Kedatangannya, disambut Bupati Suyatno, Plt Sekda Drs. H Surya Arfan, Kadis Kesehatan, dr Junaidi Saleh, Kepala RSUD RM Pratomo dr Tribuana Tungga Dewi, sejarawan serta kalangan medis lainnya, mereka mengunjungi sejumlah bangunan rumah sakit yang didirikan dr RM Pratomo tahun 1920, yang masih berdiri kokoh  Selasa 22 Maret 2016.

Atas kunjungan tersebut, Bupati Suyatno menyatakan, Rokan Hilir mendapat kunjungan keluarga besar dr RM Pratomo dari Belanda, tujuanya untuk melihat sejarah saat tahun 1920, dr RM Pratomo mendirikan rumah sakit di Bagansiapiapi.

“Sampai hari ini, tapak rumah sakit itu masih berada pada posisi semula yang kita berdiri sekarang ini. Tentunya, ini penghargaan yang luar biasa saya pikir, bagi pemerintah daerah, menyampaikan apresiasilah, kepada seluruh keluarga besar RM Pratomo, yang jauh-jauh datang melihat sejarah, yang datang hari ini adalah cucu, cucu daripada Bapak dr RM Pratomo,” kata Suyatno.
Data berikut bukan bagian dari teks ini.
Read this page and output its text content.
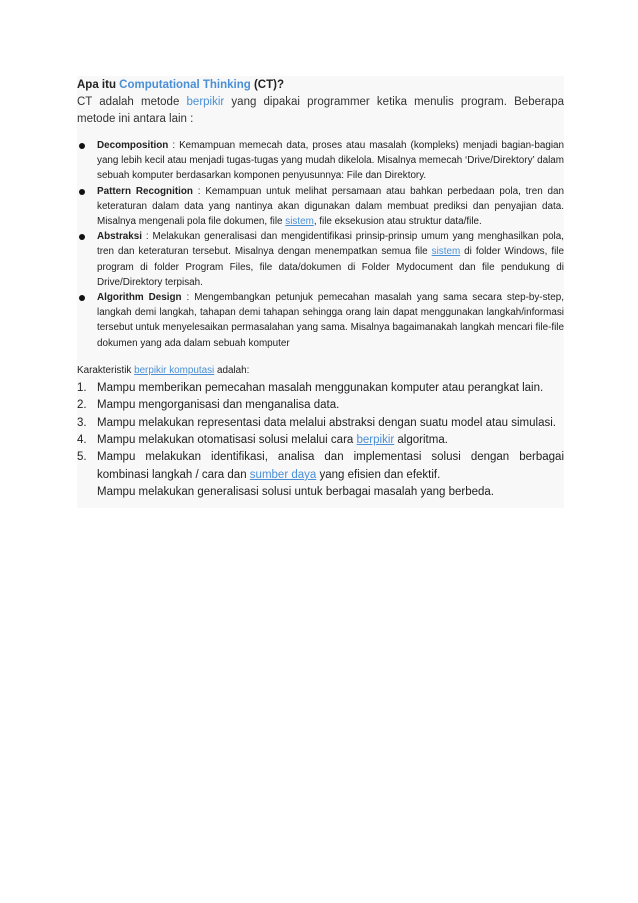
Apa itu Computational Thinking (CT)?
CT adalah metode berpikir yang dipakai programmer ketika menulis program. Beberapa metode ini antara lain :
Decomposition : Kemampuan memecah data, proses atau masalah (kompleks) menjadi bagian-bagian yang lebih kecil atau menjadi tugas-tugas yang mudah dikelola. Misalnya memecah ‘Drive/Direktory’ dalam sebuah komputer berdasarkan komponen penyusunnya: File dan Direktory.
Pattern Recognition : Kemampuan untuk melihat persamaan atau bahkan perbedaan pola, tren dan keteraturan dalam data yang nantinya akan digunakan dalam membuat prediksi dan penyajian data. Misalnya mengenali pola file dokumen, file sistem, file eksekusion atau struktur data/file.
Abstraksi : Melakukan generalisasi dan mengidentifikasi prinsip-prinsip umum yang menghasilkan pola, tren dan keteraturan tersebut. Misalnya dengan menempatkan semua file sistem di folder Windows, file program di folder Program Files, file data/dokumen di Folder Mydocument dan file pendukung di Drive/Direktory terpisah.
Algorithm Design : Mengembangkan petunjuk pemecahan masalah yang sama secara step-by-step, langkah demi langkah, tahapan demi tahapan sehingga orang lain dapat menggunakan langkah/informasi tersebut untuk menyelesaikan permasalahan yang sama. Misalnya bagaimanakah langkah mencari file-file dokumen yang ada dalam sebuah komputer
Karakteristik berpikir komputasi adalah:
1. Mampu memberikan pemecahan masalah menggunakan komputer atau perangkat lain.
2. Mampu mengorganisasi dan menganalisa data.
3. Mampu melakukan representasi data melalui abstraksi dengan suatu model atau simulasi.
4. Mampu melakukan otomatisasi solusi melalui cara berpikir algoritma.
5. Mampu melakukan identifikasi, analisa dan implementasi solusi dengan berbagai kombinasi langkah / cara dan sumber daya yang efisien dan efektif.
Mampu melakukan generalisasi solusi untuk berbagai masalah yang berbeda.
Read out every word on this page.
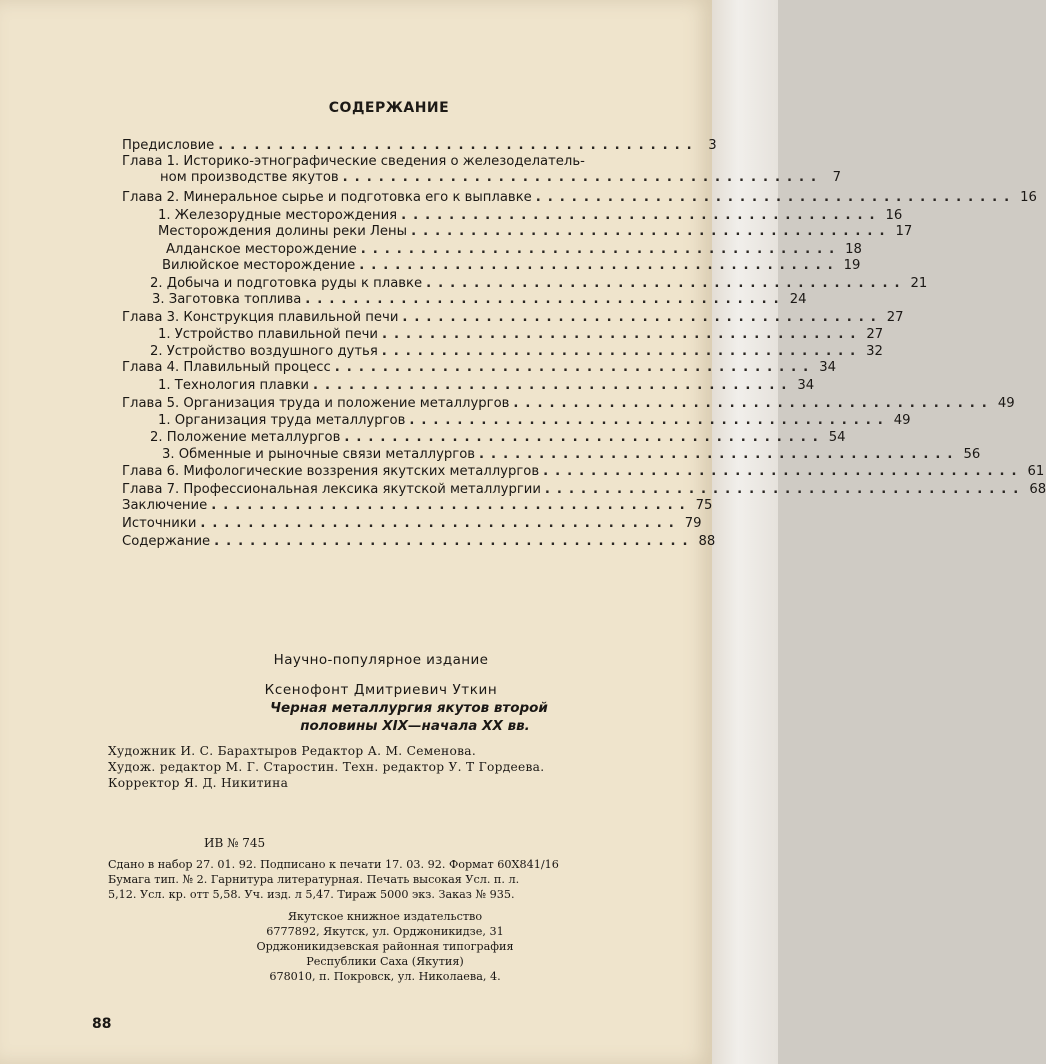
СОДЕРЖАНИЕ
Предисловие ........................................ 3
Глава 1. Историко-этнографические сведения о железоделатель-
ном производстве якутов ........................................ 7
Глава 2. Минеральное сырье и подготовка его к выплавке ........................................ 16
1. Железорудные месторождения ........................................ 16
Месторождения долины реки Лены ........................................ 17
Алданское месторождение ........................................ 18
Вилюйское месторождение ........................................ 19
2. Добыча и подготовка руды к плавке ........................................ 21
3. Заготовка топлива ........................................ 24
Глава 3. Конструкция плавильной печи ........................................ 27
1. Устройство плавильной печи ........................................ 27
2. Устройство воздушного дутья ........................................ 32
Глава 4. Плавильный процесс ........................................ 34
1. Технология плавки ........................................ 34
Глава 5. Организация труда и положение металлургов ........................................ 49
1. Организация труда металлургов ........................................ 49
2. Положение металлургов ........................................ 54
3. Обменные и рыночные связи металлургов ........................................ 56
Глава 6. Мифологические воззрения якутских металлургов ........................................ 61
Глава 7. Профессиональная лексика якутской металлургии ........................................ 68
Заключение ........................................ 75
Источники ........................................ 79
Содержание ........................................ 88
Научно-популярное издание
Ксенофонт Дмитриевич Уткин
Черная металлургия якутов второй
половины XIX—начала XX вв.
Художник И. С. Барахтыров Редактор А. М. Семенова.
Худож. редактор М. Г. Старостин. Техн. редактор У. Т Гордеева.
Корректор Я. Д. Никитина
ИВ № 745
Сдано в набор 27. 01. 92. Подписано к печати 17. 03. 92. Формат 60Х841/16
Бумага тип. № 2. Гарнитура литературная. Печать высокая Усл. п. л.
5,12. Усл. кр. отт 5,58. Уч. изд. л 5,47. Тираж 5000 экз. Заказ № 935.
Якутское книжное издательство
6777892, Якутск, ул. Орджоникидзе, 31
Орджоникидзевская районная типография
Республики Саха (Якутия)
678010, п. Покровск, ул. Николаева, 4.
88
Suyatno juga mengetahui kalau anak pertama dr RM Pratomo masih hidup, umurnya 102 tahun, menetap dinegeri Belanda. “Yang datang hari ini cucu dan cicit. Berarti mereka punya kenangan sejarah yang tidak bisa dilupakan begitu juga masyarakat Rokan Hilir,” ujar Suyatno.

Atas nama Pemkab Rohil, Suyatno mengapresiasi jasa-jasa dr RM Pratomo, pada zaman Belanda sudah memberikan pelayanan kesehatan yang baik kepada masyarakat. “Tapi itulah sebuah niat yang baik bagi almarhum ya, dia mendirikan rumah sakit disini, untuk membantu masyarakat disini, dalam meningkatkan derajat kesehatan dinegeri kita ini, sampai sekarang Alhamdulillah sudah berdiri kokoh,” tambah Suyatno.

Pemkab Rohil menurut Suyatno tetap mempertahankan nama rumah sakit didaerah itu dr RM Pratomo, sudah diperdakan dan tak pernah dirubah lagi.

“Masih banyak peninggalan-peninggalan beliau, seperti tadi bangunan-bangunan lama, sama-sama menyaksikan, inilah bentuk pengabdian daripada kakek mereka pada saat itu, sampai sekarang, ditahun 2016 masih ada berdiri kokoh yang pada saat itu beliau dirikan. Bayangkan aja, ratusan tahun,” kata Suyatno kagum.